||

Connecting Communities, One Page at a Time.

advertisement
advertisement

EC quietly deletes Citizenship Act reference from draft voter roll order issued in haste

Draft linking electoral roll revision to Citizenship Act was quietly altered before release; internal note warned against harassment of vulnerable citizens during verification drive.

Amin Masoodi 02 December 2025 06:33

 Election Commission of India

In a rare glimpse into internal deliberations at the Election Commission of India, documents reveal that a key reference linking a nationwide Special Intensive Revision (SIR) of electoral rolls to the Citizenship Act was removed just before the order was made public — even as one of the Commissioners warned against potential harassment of genuine voters.

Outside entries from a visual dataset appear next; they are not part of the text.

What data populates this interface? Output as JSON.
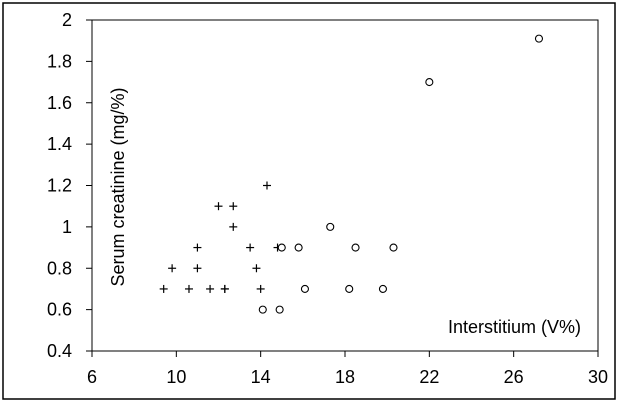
{
  "chart_data": {
    "type": "scatter",
    "title": "",
    "xlabel": "Interstitium (V%)",
    "ylabel": "Serum creatinine (mg/%)",
    "xlim": [
      6,
      30
    ],
    "ylim": [
      0.4,
      2.0
    ],
    "x_ticks": [
      6,
      10,
      14,
      18,
      22,
      26,
      30
    ],
    "y_ticks": [
      0.4,
      0.6,
      0.8,
      1.0,
      1.2,
      1.4,
      1.6,
      1.8,
      2.0
    ],
    "x_tick_labels": [
      "6",
      "10",
      "14",
      "18",
      "22",
      "26",
      "30"
    ],
    "y_tick_labels": [
      "0.4",
      "0.6",
      "0.8",
      "1",
      "1.2",
      "1.4",
      "1.6",
      "1.8",
      "2"
    ],
    "grid": false,
    "series": [
      {
        "marker": "plus",
        "color": "#000000",
        "points": [
          [
            9.4,
            0.7
          ],
          [
            9.8,
            0.8
          ],
          [
            10.6,
            0.7
          ],
          [
            11.0,
            0.9
          ],
          [
            11.0,
            0.8
          ],
          [
            11.6,
            0.7
          ],
          [
            12.0,
            1.1
          ],
          [
            12.3,
            0.7
          ],
          [
            12.3,
            0.7
          ],
          [
            12.7,
            1.1
          ],
          [
            12.7,
            1.0
          ],
          [
            13.5,
            0.9
          ],
          [
            13.8,
            0.8
          ],
          [
            14.0,
            0.7
          ],
          [
            14.3,
            1.2
          ],
          [
            14.8,
            0.9
          ]
        ]
      },
      {
        "marker": "circle",
        "color": "#000000",
        "points": [
          [
            14.1,
            0.6
          ],
          [
            14.9,
            0.6
          ],
          [
            15.0,
            0.9
          ],
          [
            15.8,
            0.9
          ],
          [
            16.1,
            0.7
          ],
          [
            17.3,
            1.0
          ],
          [
            18.2,
            0.7
          ],
          [
            18.5,
            0.9
          ],
          [
            19.8,
            0.7
          ],
          [
            20.3,
            0.9
          ],
          [
            22.0,
            1.7
          ],
          [
            27.2,
            1.91
          ]
        ]
      }
    ]
  }
}
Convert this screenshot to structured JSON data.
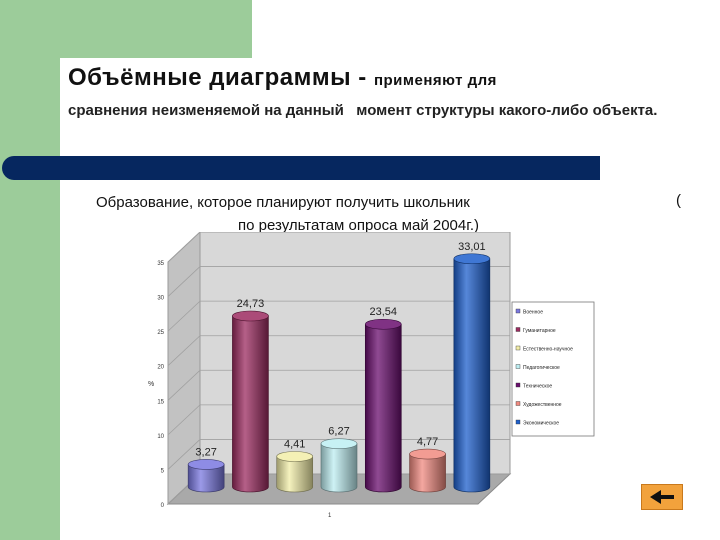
{
  "slide": {
    "heading_main": "Объёмные диаграммы",
    "heading_sep": " - ",
    "heading_tail": "применяют для",
    "description": "сравнения неизменяемой на данный   момент структуры какого-либо объекта.",
    "open_paren": "("
  },
  "colors": {
    "green": "#9ccc9a",
    "navy_bar": "#06275f",
    "nav_button": "#f2a23c"
  },
  "icons": {
    "nav": "back-arrow-icon"
  },
  "chart_data": {
    "type": "bar",
    "title": "Образование, которое планируют получить школьник",
    "subtitle": "по результатам опроса  май 2004г.)",
    "ylabel": "%",
    "xlabel": "",
    "x_tick": "1",
    "ylim": [
      0,
      35
    ],
    "yticks": [
      "0",
      "5",
      "10",
      "15",
      "20",
      "25",
      "30",
      "35"
    ],
    "grid": true,
    "legend_position": "right",
    "series": [
      {
        "name": "Военное",
        "value": 3.27,
        "label": "3,27",
        "color": "#7a78e0"
      },
      {
        "name": "Гуманитарное",
        "value": 24.73,
        "label": "24,73",
        "color": "#9c2b60"
      },
      {
        "name": "Естественно-научное",
        "value": 4.41,
        "label": "4,41",
        "color": "#f2eda8"
      },
      {
        "name": "Педагогическое",
        "value": 6.27,
        "label": "6,27",
        "color": "#bdeef2"
      },
      {
        "name": "Техническое",
        "value": 23.54,
        "label": "23,54",
        "color": "#6a0e6e"
      },
      {
        "name": "Художественное",
        "value": 4.77,
        "label": "4,77",
        "color": "#f08a80"
      },
      {
        "name": "Экономическое",
        "value": 33.01,
        "label": "33,01",
        "color": "#1d5fcc"
      }
    ]
  }
}
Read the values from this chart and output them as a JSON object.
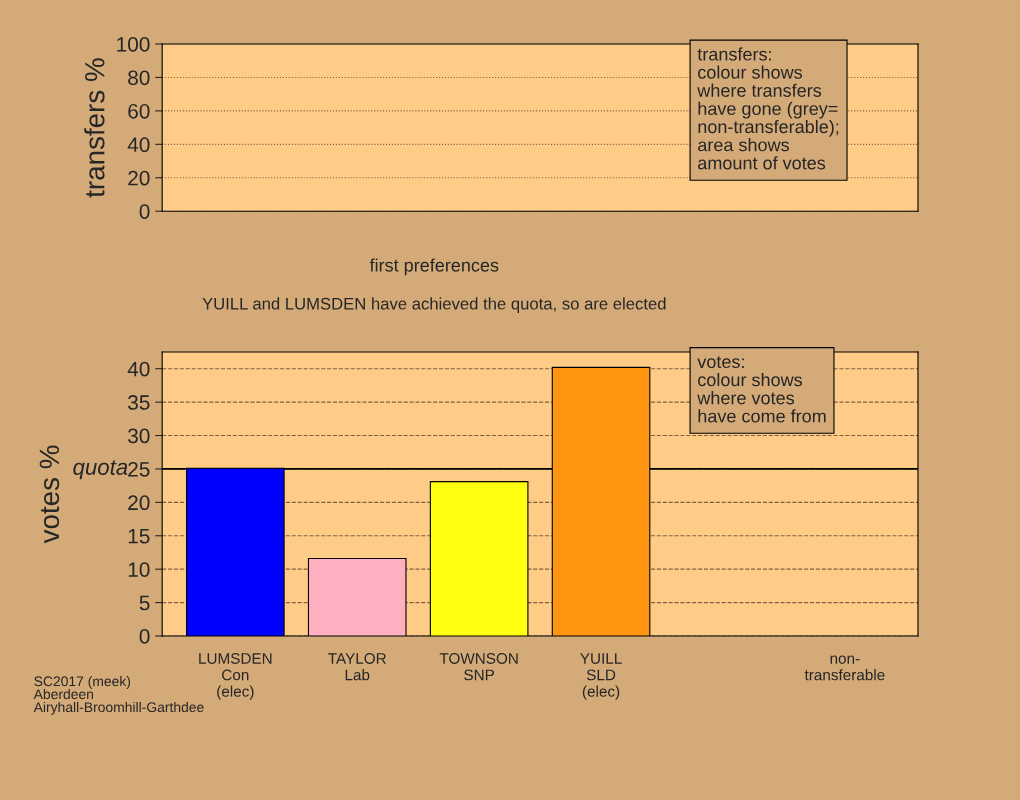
{
  "chart_data": [
    {
      "type": "bar",
      "ylabel": "transfers %",
      "categories": [
        null,
        null,
        null,
        null,
        null,
        null
      ],
      "values": [
        null,
        null,
        null,
        null,
        null,
        null
      ],
      "ylim": [
        0,
        100
      ],
      "yticks": [
        0,
        20,
        40,
        60,
        80,
        100
      ],
      "grid": "y",
      "tick_labels": "y",
      "annotations": [
        "transfers:\ncolour shows\nwhere transfers\nhave gone (grey=\nnon-transferable);\narea shows\namount of votes"
      ]
    },
    {
      "type": "bar",
      "title": "first preferences",
      "subtitle": "YUILL and LUMSDEN have achieved the quota, so are elected",
      "ylabel": "votes %",
      "categories": [
        "LUMSDEN\nCon\n(elec)",
        "TAYLOR\nLab",
        "TOWNSON\nSNP",
        "YUILL\nSLD\n(elec)",
        null,
        "non-\ntransferable"
      ],
      "values": [
        25.1,
        11.6,
        23.1,
        40.2,
        null,
        null
      ],
      "colors": [
        "#0000ff",
        "#ffb0c0",
        "#ffff10",
        "#ff9410",
        "#808080",
        "#808080"
      ],
      "ylim": [
        0,
        42.5
      ],
      "yticks": [
        0,
        5,
        10,
        15,
        20,
        25,
        30,
        35,
        40
      ],
      "grid": "y",
      "ref_lines": [
        {
          "axis": "y",
          "value": 25,
          "label": "quota",
          "color": "#000000",
          "line_style": "solid"
        }
      ],
      "annotations": [
        "votes:\ncolour shows\nwhere votes\nhave come from",
        "SC2017 (meek)\nAberdeen\nAiryhall-Broomhill-Garthdee"
      ]
    }
  ]
}
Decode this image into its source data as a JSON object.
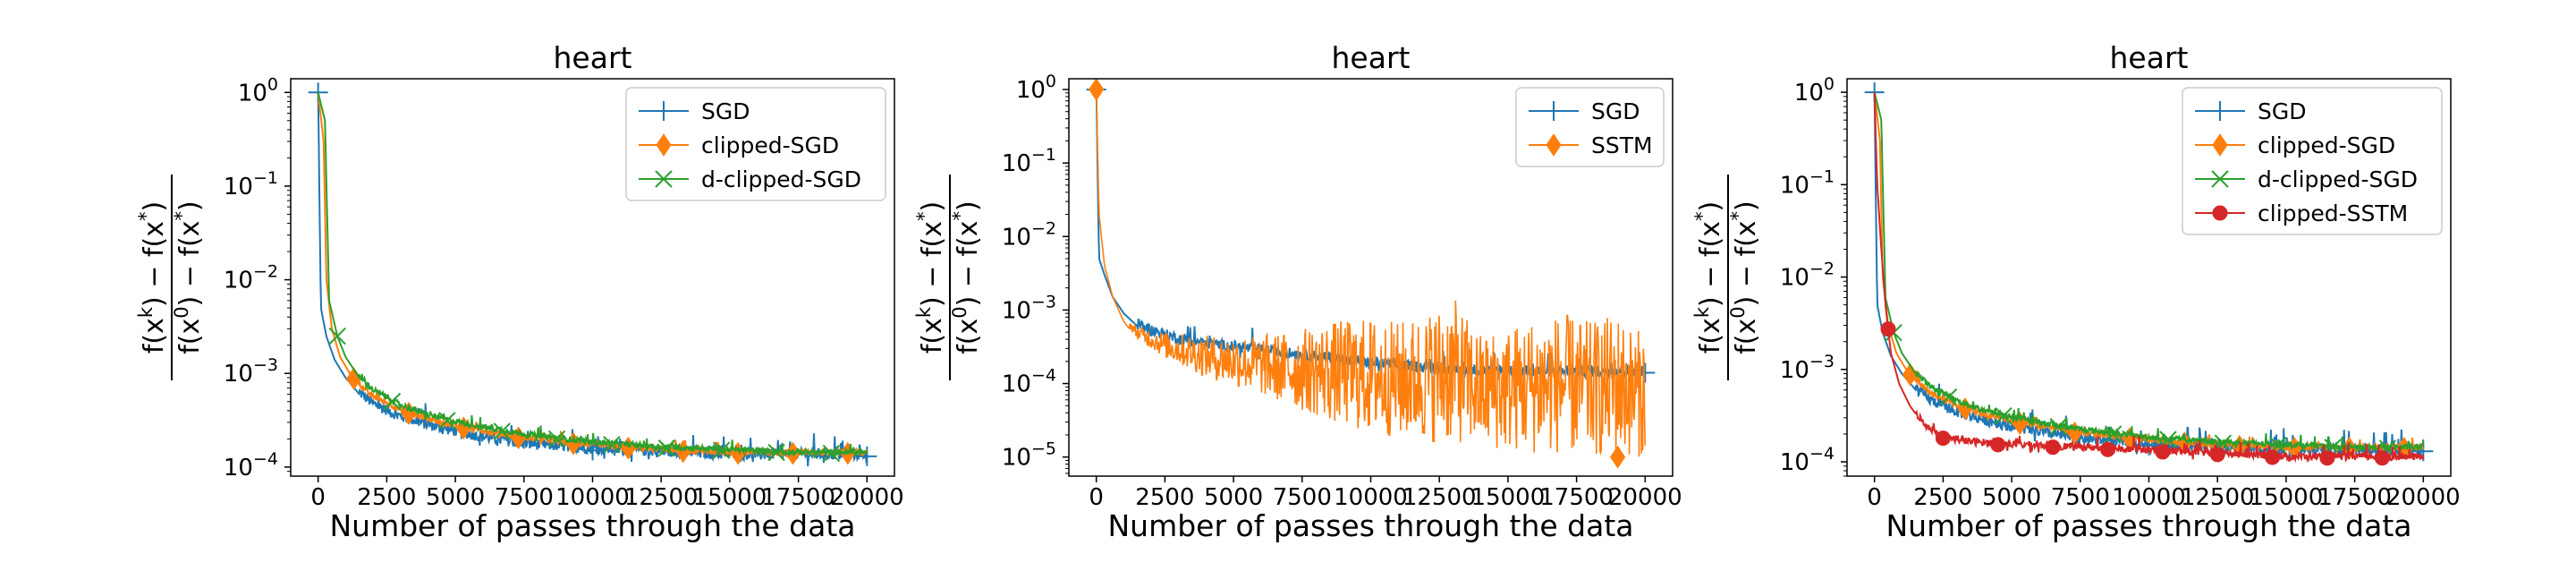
{
  "colors": {
    "SGD": "#1f77b4",
    "clipped-SGD": "#ff7f0e",
    "d-clipped-SGD": "#2ca02c",
    "SSTM": "#ff7f0e",
    "clipped-SSTM": "#d62728"
  },
  "chart_data": [
    {
      "type": "line",
      "title": "heart",
      "xlabel": "Number of passes through the data",
      "ylabel": "(f(x^k) - f(x^*)) / (f(x^0) - f(x^*))",
      "yscale": "log",
      "xlim": [
        -1000,
        21000
      ],
      "ylim": [
        8e-05,
        1.4
      ],
      "xticks": [
        0,
        2500,
        5000,
        7500,
        10000,
        12500,
        15000,
        17500,
        20000
      ],
      "xtick_labels": [
        "0",
        "2500",
        "5000",
        "7500",
        "10000",
        "12500",
        "15000",
        "17500",
        "20000"
      ],
      "yticks": [
        1,
        0.1,
        0.01,
        0.001,
        0.0001
      ],
      "ytick_labels": [
        {
          "base": "10",
          "exp": "0"
        },
        {
          "base": "10",
          "exp": "−1"
        },
        {
          "base": "10",
          "exp": "−2"
        },
        {
          "base": "10",
          "exp": "−3"
        },
        {
          "base": "10",
          "exp": "−4"
        }
      ],
      "legend_position": "top-right",
      "series": [
        {
          "name": "SGD",
          "marker": "plus",
          "noise": 0.12,
          "x": [
            0,
            100,
            300,
            600,
            1000,
            1500,
            2000,
            3000,
            4000,
            5000,
            6000,
            7500,
            10000,
            12500,
            15000,
            17500,
            20000
          ],
          "y": [
            1,
            0.005,
            0.0025,
            0.0014,
            0.0009,
            0.0006,
            0.00045,
            0.00033,
            0.00027,
            0.00023,
            0.0002,
            0.00017,
            0.00015,
            0.00014,
            0.00013,
            0.00013,
            0.00013
          ],
          "markers_x": [
            0,
            10000,
            20000
          ]
        },
        {
          "name": "clipped-SGD",
          "marker": "diamond",
          "noise": 0.06,
          "x": [
            0,
            200,
            300,
            500,
            800,
            1200,
            1600,
            2000,
            3000,
            4000,
            5000,
            6000,
            7500,
            10000,
            12500,
            15000,
            17500,
            20000
          ],
          "y": [
            1,
            0.3,
            0.01,
            0.003,
            0.0015,
            0.00095,
            0.0007,
            0.00055,
            0.0004,
            0.00032,
            0.00027,
            0.00024,
            0.0002,
            0.00017,
            0.00015,
            0.00014,
            0.00014,
            0.00014
          ],
          "markers_x": [
            1300,
            3300,
            5300,
            7300,
            9300,
            11300,
            13300,
            15300,
            17300,
            19300
          ]
        },
        {
          "name": "d-clipped-SGD",
          "marker": "x",
          "noise": 0.06,
          "x": [
            0,
            250,
            400,
            700,
            1000,
            1500,
            2000,
            3000,
            4000,
            5000,
            6000,
            7500,
            10000,
            12500,
            15000,
            17500,
            20000
          ],
          "y": [
            1,
            0.5,
            0.006,
            0.0025,
            0.0015,
            0.0009,
            0.00065,
            0.00045,
            0.00035,
            0.0003,
            0.00026,
            0.00022,
            0.00018,
            0.00016,
            0.00015,
            0.00014,
            0.00014
          ],
          "markers_x": [
            700,
            2700,
            4700,
            6700,
            8700,
            10700,
            12700,
            14700,
            16700,
            18700
          ]
        }
      ]
    },
    {
      "type": "line",
      "title": "heart",
      "xlabel": "Number of passes through the data",
      "ylabel": "(f(x^k) - f(x^*)) / (f(x^0) - f(x^*))",
      "yscale": "log",
      "xlim": [
        -1000,
        21000
      ],
      "ylim": [
        5.5e-06,
        1.4
      ],
      "xticks": [
        0,
        2500,
        5000,
        7500,
        10000,
        12500,
        15000,
        17500,
        20000
      ],
      "xtick_labels": [
        "0",
        "2500",
        "5000",
        "7500",
        "10000",
        "12500",
        "15000",
        "17500",
        "20000"
      ],
      "yticks": [
        1,
        0.1,
        0.01,
        0.001,
        0.0001,
        1e-05
      ],
      "ytick_labels": [
        {
          "base": "10",
          "exp": "0"
        },
        {
          "base": "10",
          "exp": "−1"
        },
        {
          "base": "10",
          "exp": "−2"
        },
        {
          "base": "10",
          "exp": "−3"
        },
        {
          "base": "10",
          "exp": "−4"
        },
        {
          "base": "10",
          "exp": "−5"
        }
      ],
      "legend_position": "top-right",
      "series": [
        {
          "name": "SGD",
          "marker": "plus",
          "noise": 0.15,
          "x": [
            0,
            100,
            300,
            600,
            1000,
            1500,
            2000,
            3000,
            4000,
            5000,
            7500,
            10000,
            12500,
            15000,
            17500,
            20000
          ],
          "y": [
            1,
            0.005,
            0.003,
            0.0015,
            0.0009,
            0.0006,
            0.0005,
            0.00038,
            0.00033,
            0.0003,
            0.00023,
            0.00018,
            0.00015,
            0.00014,
            0.00014,
            0.00014
          ],
          "markers_x": [
            0,
            10000,
            20000
          ]
        },
        {
          "name": "SSTM",
          "marker": "diamond",
          "noise": 0,
          "x": [
            0,
            100,
            300,
            600,
            1000,
            1500,
            2500,
            4000,
            5500,
            7000,
            8500,
            10000,
            11000,
            12000,
            13000,
            13500,
            14000,
            15000,
            16000,
            17000,
            18000,
            19000,
            19500,
            20000
          ],
          "y": [
            1,
            0.02,
            0.004,
            0.0015,
            0.0007,
            0.0004,
            0.00022,
            0.00012,
            8e-05,
            5e-05,
            3e-05,
            2e-05,
            1.8e-05,
            1.6e-05,
            1.5e-05,
            1.5e-05,
            1.3e-05,
            1.2e-05,
            1.1e-05,
            1.1e-05,
            1e-05,
            1e-05,
            1e-05,
            1e-05
          ],
          "upper": [
            1,
            0.02,
            0.004,
            0.0015,
            0.0008,
            0.0006,
            0.0005,
            0.00045,
            0.00045,
            0.0005,
            0.0007,
            0.0008,
            0.0007,
            0.0009,
            0.0015,
            0.0008,
            0.0005,
            0.0006,
            0.0008,
            0.0009,
            0.0007,
            0.0009,
            0.0006,
            0.0005
          ],
          "markers_x": [
            0,
            19000
          ]
        }
      ]
    },
    {
      "type": "line",
      "title": "heart",
      "xlabel": "Number of passes through the data",
      "ylabel": "(f(x^k) - f(x^*)) / (f(x^0) - f(x^*))",
      "yscale": "log",
      "xlim": [
        -1000,
        21000
      ],
      "ylim": [
        7e-05,
        1.4
      ],
      "xticks": [
        0,
        2500,
        5000,
        7500,
        10000,
        12500,
        15000,
        17500,
        20000
      ],
      "xtick_labels": [
        "0",
        "2500",
        "5000",
        "7500",
        "10000",
        "12500",
        "15000",
        "17500",
        "20000"
      ],
      "yticks": [
        1,
        0.1,
        0.01,
        0.001,
        0.0001
      ],
      "ytick_labels": [
        {
          "base": "10",
          "exp": "0"
        },
        {
          "base": "10",
          "exp": "−1"
        },
        {
          "base": "10",
          "exp": "−2"
        },
        {
          "base": "10",
          "exp": "−3"
        },
        {
          "base": "10",
          "exp": "−4"
        }
      ],
      "legend_position": "top-right",
      "series": [
        {
          "name": "SGD",
          "marker": "plus",
          "noise": 0.12,
          "x": [
            0,
            100,
            300,
            600,
            1000,
            1500,
            2000,
            3000,
            4000,
            5000,
            6000,
            7500,
            10000,
            12500,
            15000,
            17500,
            20000
          ],
          "y": [
            1,
            0.005,
            0.0025,
            0.0014,
            0.0009,
            0.0006,
            0.00045,
            0.00033,
            0.00027,
            0.00023,
            0.0002,
            0.00017,
            0.00015,
            0.00014,
            0.00013,
            0.00013,
            0.00013
          ],
          "markers_x": [
            0,
            10000,
            20000
          ]
        },
        {
          "name": "clipped-SGD",
          "marker": "diamond",
          "noise": 0.06,
          "x": [
            0,
            200,
            300,
            500,
            800,
            1200,
            1600,
            2000,
            3000,
            4000,
            5000,
            6000,
            7500,
            10000,
            12500,
            15000,
            17500,
            20000
          ],
          "y": [
            1,
            0.3,
            0.01,
            0.003,
            0.0015,
            0.00095,
            0.0007,
            0.00055,
            0.0004,
            0.00032,
            0.00027,
            0.00024,
            0.0002,
            0.00017,
            0.00015,
            0.00014,
            0.00014,
            0.00014
          ],
          "markers_x": [
            1300,
            3300,
            5300,
            7300,
            9300,
            11300,
            13300,
            15300,
            17300,
            19300
          ]
        },
        {
          "name": "d-clipped-SGD",
          "marker": "x",
          "noise": 0.06,
          "x": [
            0,
            250,
            400,
            700,
            1000,
            1500,
            2000,
            3000,
            4000,
            5000,
            6000,
            7500,
            10000,
            12500,
            15000,
            17500,
            20000
          ],
          "y": [
            1,
            0.5,
            0.006,
            0.0025,
            0.0015,
            0.0009,
            0.00065,
            0.00045,
            0.00035,
            0.0003,
            0.00026,
            0.00022,
            0.00018,
            0.00016,
            0.00015,
            0.00014,
            0.00014
          ],
          "markers_x": [
            700,
            2700,
            4700,
            6700,
            8700,
            10700,
            12700,
            14700,
            16700,
            18700
          ]
        },
        {
          "name": "clipped-SSTM",
          "marker": "circle",
          "noise": 0.08,
          "x": [
            0,
            100,
            250,
            400,
            600,
            900,
            1300,
            1800,
            2500,
            3500,
            5000,
            7500,
            10000,
            12500,
            15000,
            17500,
            20000
          ],
          "y": [
            1,
            0.1,
            0.02,
            0.005,
            0.0015,
            0.0007,
            0.0004,
            0.00025,
            0.00018,
            0.00016,
            0.00015,
            0.00014,
            0.00013,
            0.00012,
            0.00011,
            0.00011,
            0.00011
          ],
          "markers_x": [
            500,
            2500,
            4500,
            6500,
            8500,
            10500,
            12500,
            14500,
            16500,
            18500
          ]
        }
      ]
    }
  ]
}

On June 24, the Commission announced a sweeping revision drive across the country, beginning with Bihar. The same day, Election Commissioner Sukhbir Singh Sandhu recorded a note in the draft order, cautioning that the verification process — which requires all voters to submit enumeration forms and certain categories to furnish additional eligibility documents — must not burden or intimidate vulnerable groups.

Advertisement

“Care should be taken that genuine voters/citizens, particularly old, sick, PwD, poor and other vulnerable groups do not feel harassed and are facilitated,” Sandhu wrote in the file.

Chief Election Commissioner Gyanesh Kumar approved the draft the same day — notably, via WhatsApp, underscoring the urgency surrounding the order.

A key sentence removed

The initial draft contained a direct justification linking the revision exercise to amendments made to the Citizenship Act in 2003, noting that no such intensive revision had taken place since the changes came into force in 2004.

It stated: “The Commission has a constitutional obligation to ensure that only persons who are citizens… and the Citizenship Act underwent a significant amendment in 2004 and thereafter no intensive revision has been conducted across the country.”

But in the final order issued publicly on the evening of June 24, this reference had disappeared.

Instead, Paragraph 8 cited only Article 326 of the Constitution and ended abruptly with a semicolon — an incomplete sentence that remains unexplained.

Since the order’s release, the Election Commission has not commented on the missing reference or the broken line. Queries sent by The Indian Express on November 28 to the EC spokesperson and to Commissioner Sandhu received no response.

Sandhu’s caution survives — without attribution

While the Citizenship Act reference vanished, Sandhu’s warning did surface — nearly verbatim — in Paragraph 13 of the final directive. The order instructs state officials to ensure vulnerable electors are “not harassed” and may be assisted by volunteers.

However, one detail from Sandhu’s original note did not make it into the final text: the emphasis on “citizens.”

Silence and scrutiny

Advertisement

The absence of clarification on the altered language — particularly the removed reference to citizenship law — has raised questions about the nature of internal debate within the Commission and the legal framing of the verification exercise.

With the nationwide revision now underway and the clock ticking toward the July 25, 2025 submission deadline, the incomplete sentence in the Commission’s landmark order hangs in the air — unanswered and untouched.

Whether it was an editing oversight, a legal rethink, or a deliberate step back from politically sensitive ground remains known only to those inside the room.